ElsaLaska - 28. Apr, 10:56
"Der Weg Luthers und Bach geht in eine "Bannung" der Angst, der Weg Ignatius' von Loyola und Teresas von Avila in das bis zum letzten sich opfernde "Sinken" in die Angst. Das Kennwort der Bannung heißt Heilsgewissheit, - aber eben darum ist diese Heilsgewissheit bei Luther vulkanisch die Eruptivität des "Lutherzorns" und bei Bach wird das Leidenschaftliche der Not und des Dennoch herb und hart zur Starre der Meduse oder gar des Schemas. Es bleibt zuletzt im Schrei, - oder gerade die "Starre des Schema" wandelt sich geheim zu "heiligem Dienst" (wie in der Kunst der Fuge). So zeugt sie für das Kennwort des Sinkens: "Verfüge, wie du willst!" (das dispone als Grundwort bei Ignatius wie bei Theresa): in den bedingungslos fruchtlosen Dienens (wie bei Ignatius) in die tötende Süßigkeit der göttlichen Liebe (wie bei Teresa)."
Erich Przywara, SJ: Humanitas. Der Mensch gestern und morgen.
ElsaLaska - 28. Apr, 10:39
"Die Zeit der lutherischen Reformation und katholischen Restauration war eine Zeit des "entsiegelten Abgrunds" (Offb 6): Krieg, Not, Tod, Erdbeben, bis die Hölle selbst zu rasen schien, da die Menschheit Teufel und Besessene überall sah und im Kampf gegen sie selber einer angstgejagten Besessenheit der Grausamkeit verfiel. Dann schlug die Zeit der Hexenbrände jäh in die Zeit der Aufklärung um, wo derselben Menschheit dies alles so sehr entschwand, dass auch der lebendige Gott ihr entschwand, da nur noch die "Ideen" der enzyklopädischen "Natur, Vernunft, Moral" und der revolutionären "Gleichheit, Freiheit, Brüderlichkeit" einen Himmel bildeten, der von einer utopisch "glücklichen Erde" sich nicht unterschied.
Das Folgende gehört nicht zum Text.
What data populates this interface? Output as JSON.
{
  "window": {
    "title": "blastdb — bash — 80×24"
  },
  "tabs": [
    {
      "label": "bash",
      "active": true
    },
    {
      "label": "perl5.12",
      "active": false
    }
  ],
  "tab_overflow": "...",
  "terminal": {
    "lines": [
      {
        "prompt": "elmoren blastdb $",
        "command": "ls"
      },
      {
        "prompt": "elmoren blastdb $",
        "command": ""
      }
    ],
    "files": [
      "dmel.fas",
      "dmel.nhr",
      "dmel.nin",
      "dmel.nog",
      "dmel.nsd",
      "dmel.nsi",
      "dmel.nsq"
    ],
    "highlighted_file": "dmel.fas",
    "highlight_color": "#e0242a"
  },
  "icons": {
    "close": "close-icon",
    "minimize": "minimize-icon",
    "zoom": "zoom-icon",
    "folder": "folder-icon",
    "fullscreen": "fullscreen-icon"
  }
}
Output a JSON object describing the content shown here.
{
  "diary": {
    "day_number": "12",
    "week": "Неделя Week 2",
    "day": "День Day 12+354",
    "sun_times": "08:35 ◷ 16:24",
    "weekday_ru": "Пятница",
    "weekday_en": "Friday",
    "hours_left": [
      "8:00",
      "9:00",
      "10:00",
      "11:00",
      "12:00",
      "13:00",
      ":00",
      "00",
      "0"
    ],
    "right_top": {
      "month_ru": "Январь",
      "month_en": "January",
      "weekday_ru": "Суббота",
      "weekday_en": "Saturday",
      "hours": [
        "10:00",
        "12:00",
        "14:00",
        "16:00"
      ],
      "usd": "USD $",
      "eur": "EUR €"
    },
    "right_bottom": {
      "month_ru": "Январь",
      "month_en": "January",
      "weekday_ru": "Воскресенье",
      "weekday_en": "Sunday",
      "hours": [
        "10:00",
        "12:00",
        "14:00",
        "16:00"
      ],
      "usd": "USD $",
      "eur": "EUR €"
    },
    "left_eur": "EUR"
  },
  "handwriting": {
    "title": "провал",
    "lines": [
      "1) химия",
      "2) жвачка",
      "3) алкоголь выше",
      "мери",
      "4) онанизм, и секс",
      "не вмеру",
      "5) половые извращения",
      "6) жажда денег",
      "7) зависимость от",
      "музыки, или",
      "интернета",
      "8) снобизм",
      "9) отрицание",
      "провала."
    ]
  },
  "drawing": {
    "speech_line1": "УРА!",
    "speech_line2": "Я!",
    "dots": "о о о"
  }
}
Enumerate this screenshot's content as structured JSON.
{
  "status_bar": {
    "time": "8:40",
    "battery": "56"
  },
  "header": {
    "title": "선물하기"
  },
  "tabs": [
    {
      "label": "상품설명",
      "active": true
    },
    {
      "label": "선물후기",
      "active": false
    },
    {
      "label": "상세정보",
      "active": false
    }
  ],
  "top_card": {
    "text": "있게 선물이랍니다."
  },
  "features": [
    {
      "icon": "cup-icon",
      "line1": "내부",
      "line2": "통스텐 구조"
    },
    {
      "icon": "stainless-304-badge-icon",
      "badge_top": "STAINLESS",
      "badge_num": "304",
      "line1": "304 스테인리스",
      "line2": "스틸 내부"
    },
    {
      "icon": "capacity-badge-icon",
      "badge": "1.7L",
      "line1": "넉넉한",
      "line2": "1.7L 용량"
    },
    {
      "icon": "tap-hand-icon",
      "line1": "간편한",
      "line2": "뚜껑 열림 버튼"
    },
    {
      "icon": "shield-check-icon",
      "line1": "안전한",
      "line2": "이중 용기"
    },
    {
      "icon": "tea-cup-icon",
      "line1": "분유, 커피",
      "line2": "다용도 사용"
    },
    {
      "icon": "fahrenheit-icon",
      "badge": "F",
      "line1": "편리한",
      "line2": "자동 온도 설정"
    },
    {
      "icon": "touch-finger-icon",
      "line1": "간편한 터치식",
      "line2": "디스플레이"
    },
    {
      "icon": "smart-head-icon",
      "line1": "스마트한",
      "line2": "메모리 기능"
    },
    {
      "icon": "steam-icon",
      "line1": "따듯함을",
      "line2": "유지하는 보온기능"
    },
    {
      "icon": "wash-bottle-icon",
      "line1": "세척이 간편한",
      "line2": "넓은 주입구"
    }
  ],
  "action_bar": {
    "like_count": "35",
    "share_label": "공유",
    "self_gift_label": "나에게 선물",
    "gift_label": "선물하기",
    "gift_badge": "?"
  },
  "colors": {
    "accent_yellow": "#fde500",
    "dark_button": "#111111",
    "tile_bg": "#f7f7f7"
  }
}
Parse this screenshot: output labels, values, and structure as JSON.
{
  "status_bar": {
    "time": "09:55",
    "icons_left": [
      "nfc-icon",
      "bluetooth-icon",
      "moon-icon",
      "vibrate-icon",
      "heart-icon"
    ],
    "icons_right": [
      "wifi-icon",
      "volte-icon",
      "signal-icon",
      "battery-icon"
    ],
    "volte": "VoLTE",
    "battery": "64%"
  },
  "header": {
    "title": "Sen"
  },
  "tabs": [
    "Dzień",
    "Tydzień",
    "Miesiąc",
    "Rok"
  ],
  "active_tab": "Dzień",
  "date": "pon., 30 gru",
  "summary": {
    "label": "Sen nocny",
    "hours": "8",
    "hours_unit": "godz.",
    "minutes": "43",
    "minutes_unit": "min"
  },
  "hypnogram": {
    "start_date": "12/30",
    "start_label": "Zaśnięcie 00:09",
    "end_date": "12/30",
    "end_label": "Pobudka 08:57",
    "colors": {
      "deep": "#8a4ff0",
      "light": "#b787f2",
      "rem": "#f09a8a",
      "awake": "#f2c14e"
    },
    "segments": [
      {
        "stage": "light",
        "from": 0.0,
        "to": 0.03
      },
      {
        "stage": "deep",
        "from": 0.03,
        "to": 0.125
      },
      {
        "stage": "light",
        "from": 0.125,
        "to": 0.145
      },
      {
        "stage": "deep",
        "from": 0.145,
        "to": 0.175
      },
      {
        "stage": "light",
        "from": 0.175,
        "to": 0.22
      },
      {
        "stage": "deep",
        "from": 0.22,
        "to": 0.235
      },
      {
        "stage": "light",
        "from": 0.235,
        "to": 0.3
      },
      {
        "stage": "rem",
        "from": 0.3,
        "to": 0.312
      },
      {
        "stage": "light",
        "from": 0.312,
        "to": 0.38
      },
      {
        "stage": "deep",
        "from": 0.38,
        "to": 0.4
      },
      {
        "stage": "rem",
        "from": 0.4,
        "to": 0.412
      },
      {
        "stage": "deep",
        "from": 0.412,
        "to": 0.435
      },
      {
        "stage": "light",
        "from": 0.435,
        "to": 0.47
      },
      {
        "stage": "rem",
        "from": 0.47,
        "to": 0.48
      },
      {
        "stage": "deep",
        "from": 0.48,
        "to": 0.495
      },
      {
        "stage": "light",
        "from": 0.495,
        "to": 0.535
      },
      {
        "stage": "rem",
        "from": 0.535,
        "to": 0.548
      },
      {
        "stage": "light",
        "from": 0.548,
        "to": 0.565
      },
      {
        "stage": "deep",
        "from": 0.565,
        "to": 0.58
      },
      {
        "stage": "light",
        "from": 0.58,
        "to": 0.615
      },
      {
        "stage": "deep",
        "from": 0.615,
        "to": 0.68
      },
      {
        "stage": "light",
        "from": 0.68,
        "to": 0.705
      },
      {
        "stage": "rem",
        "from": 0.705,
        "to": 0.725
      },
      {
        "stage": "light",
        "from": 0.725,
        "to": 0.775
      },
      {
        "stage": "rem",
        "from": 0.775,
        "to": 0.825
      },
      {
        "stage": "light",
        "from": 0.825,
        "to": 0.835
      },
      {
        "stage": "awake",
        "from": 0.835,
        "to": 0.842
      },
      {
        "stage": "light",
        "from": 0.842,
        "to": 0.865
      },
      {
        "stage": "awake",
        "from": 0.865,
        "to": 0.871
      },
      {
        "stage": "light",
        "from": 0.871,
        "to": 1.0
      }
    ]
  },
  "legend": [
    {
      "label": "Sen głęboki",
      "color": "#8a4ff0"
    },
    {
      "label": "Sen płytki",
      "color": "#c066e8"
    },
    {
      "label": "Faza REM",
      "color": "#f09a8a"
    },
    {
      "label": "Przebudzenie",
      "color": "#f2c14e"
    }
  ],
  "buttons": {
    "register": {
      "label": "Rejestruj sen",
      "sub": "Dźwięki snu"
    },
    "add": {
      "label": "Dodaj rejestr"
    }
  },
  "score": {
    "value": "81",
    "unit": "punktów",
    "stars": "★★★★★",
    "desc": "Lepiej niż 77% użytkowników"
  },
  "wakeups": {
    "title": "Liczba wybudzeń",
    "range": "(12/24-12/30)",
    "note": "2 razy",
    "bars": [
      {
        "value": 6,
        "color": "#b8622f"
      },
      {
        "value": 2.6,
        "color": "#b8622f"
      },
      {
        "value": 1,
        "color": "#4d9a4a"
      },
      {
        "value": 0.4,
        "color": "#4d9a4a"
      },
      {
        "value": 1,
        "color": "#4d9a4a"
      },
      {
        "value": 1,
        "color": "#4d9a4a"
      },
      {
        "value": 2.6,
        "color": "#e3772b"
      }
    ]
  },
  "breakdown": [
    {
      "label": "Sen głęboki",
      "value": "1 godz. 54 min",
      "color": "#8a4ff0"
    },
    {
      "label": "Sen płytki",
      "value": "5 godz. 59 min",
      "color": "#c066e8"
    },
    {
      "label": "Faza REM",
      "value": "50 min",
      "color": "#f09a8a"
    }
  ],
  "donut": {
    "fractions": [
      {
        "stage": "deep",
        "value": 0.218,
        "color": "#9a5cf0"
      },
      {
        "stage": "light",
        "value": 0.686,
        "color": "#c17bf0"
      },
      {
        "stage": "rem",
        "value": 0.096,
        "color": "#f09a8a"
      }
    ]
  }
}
Aber die letzten Fanale der Hexenbrände düsterten doch noch bis in die erste Hälfte des 19. Jahrhunderts, - und das beginnende 20. Jh. zeigt bereits die ersten Spuren einer neuen Zeit des "entsiegelten Abgrunds": Psychoanalyse und Individualpsychologie entstehen als der verzweifelte Versuch, der neurotische Besessenheiten Herr zu werden, die der Erfolg der aufklärerischen Vernunftreligion sind.
Die Aufklärung hat alles aufgeklärt, bis auch der Abgrund wieder klar ist. Von der lutherischen Heilsgewissheit zur Descartschen Selbstgewissheit ... geht der verzweifelte Versuch der Menschheit, jener dämonischen Angst Herr zu werden, die den Begründer der Reformation, Luther, schüttelte. Dieser Versuch ist heute in die Philosophie Martin Heideggers geendet, für die eben diese Angst Wesen des Sein ward, weil das hoffnungslos absolute Nichts Untergrund des Sein ist.. Dann aber kündet sich in der Art, wie diese Angst-Metaphysik Heideggers die Angst-Mystik der kleinen Blanche in Gertrud Le Forts "Letzte am Schafott" gegenübersteht, auch die Erneuerung des Letzten, was die Zeit der lutherischen Reformation und katholischen Restauration kennzeichnet. Im Durchleiden dieser letzten Angst, die nicht mehr eigentlich "Angst vor" ..., sondern "Angst schlechthin" [ist] - hierin gehen die großen Persönlichkeiten der lutherischen Reformation und katholischen Restauration noch einige: Luther, Bach auf der einen Seite, Ignatius von Loyola und Teresa von Avila auf der anderen. Aber dann scheiden sich die Wege jäh."
Erich Przywara, SJ: Humanitas. Der Mensch gestern und morgen.